Some 20-something people later, only two had squeezed through facing the man. Certainly an understandable statistic. But what put a halt to my number-crunching, was a young Asian man who was grinning from ear to ear in anticipation of his turn to walk through. Once he was next in line, with no one left standing between him and the nudes, he started giggling to himself. Upon slyly creeping forward like a slow-motion replay, his body didn’t begin to shift left or right. “Oh God,” I said aloud, tapping my friend on the shoulder, “…look at this guy.”
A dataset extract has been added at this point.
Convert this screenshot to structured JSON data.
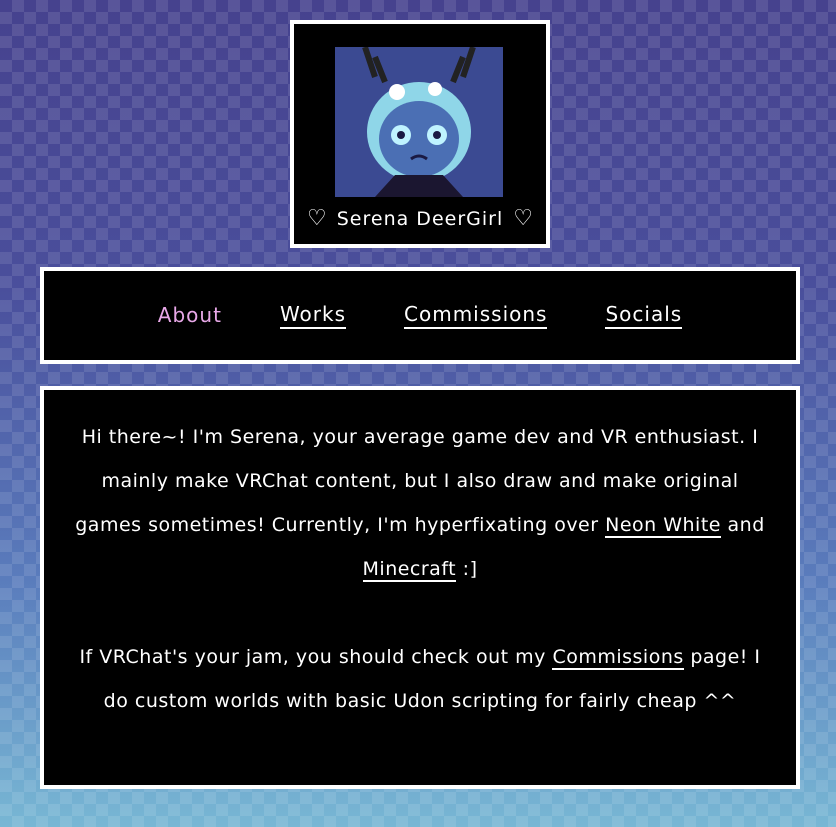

And then as if laws of physics didn’t apply to him, or his shoulders didn’t exist, he was going to try to pass through the six inch gap – dead on, face first. I couldn’t wait. His initial contact started to push back the otherwise stoic Adam and Eve. That didn’t stop him. Unable to make it through, he mustered up a strong last ditch finishing effort by leaning forward, shifting all his weight onto helpless statues, splitting them like bowling pins, knocking the woman off balance as she just escaped falling right onto her exposed ass, while the man stumbled two to three steps back to save himself from getting tipped right back into the wall. Their faces turned bright red. Both tried to mask noticeable sighs of frustration. They’re professionals dammit! But the moment ended, almost too soon, with security bolting toward the guy and grabbing him by the arms and throwing him out of the museum.
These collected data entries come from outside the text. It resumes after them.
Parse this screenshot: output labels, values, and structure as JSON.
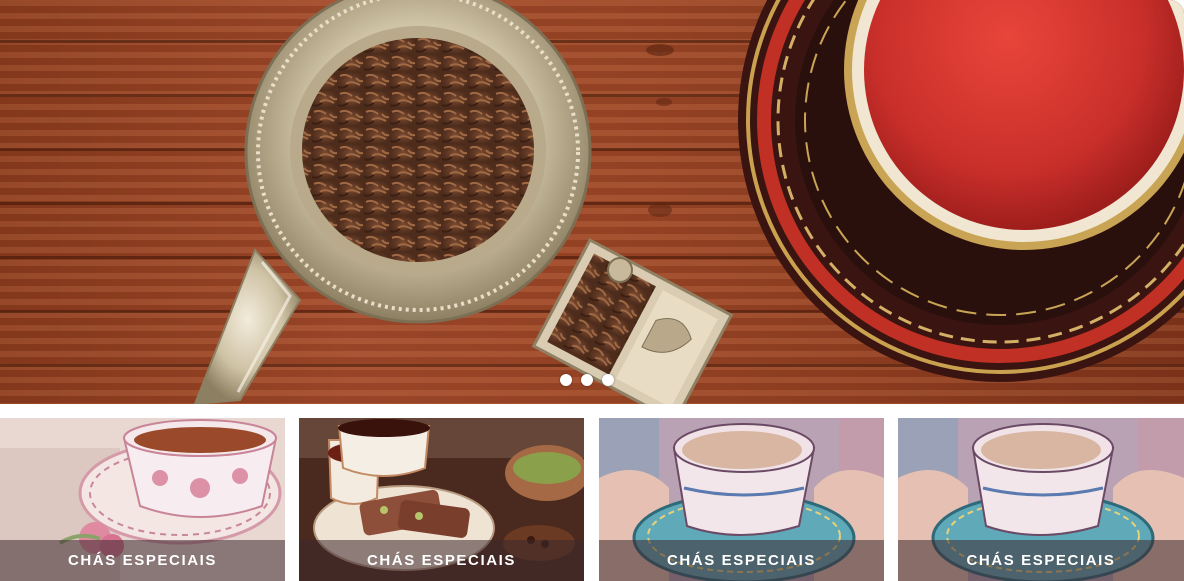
{
  "hero": {
    "slides_count": 3,
    "active_slide": 1,
    "dot_labels": [
      "slide 1",
      "slide 2",
      "slide 3"
    ]
  },
  "tiles": [
    {
      "caption": "CHÁS ESPECIAIS",
      "image": "pink-floral-teacup"
    },
    {
      "caption": "CHÁS ESPECIAIS",
      "image": "tea-cups-and-biscotti"
    },
    {
      "caption": "CHÁS ESPECIAIS",
      "image": "milk-tea-cup-in-hands"
    },
    {
      "caption": "CHÁS ESPECIAIS",
      "image": "milk-tea-cup-in-hands"
    }
  ],
  "colors": {
    "wood": "#9a4425",
    "tea_red": "#d43a30",
    "caption_overlay": "#3c282d"
  }
}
Hilarious? Yes. Worth seeing? Certainly. But Art? Mmmm, I’m hard-pressed to call it that. And yet the pretentious self-proclaimed “grandmother of performance art” earns her millions by mutilating herself or sitting in a chair for hours doing abnormal things. Really puts a 9-5 job into perspective. And I don’t want to strain myself by reading further into it than I have to, but I’d only imagine that observing her audience reaction has to be part of her “elaborate” art-psychology experiment. And for me, that giddy Asian man made it all worth the while. Hats off, Marina.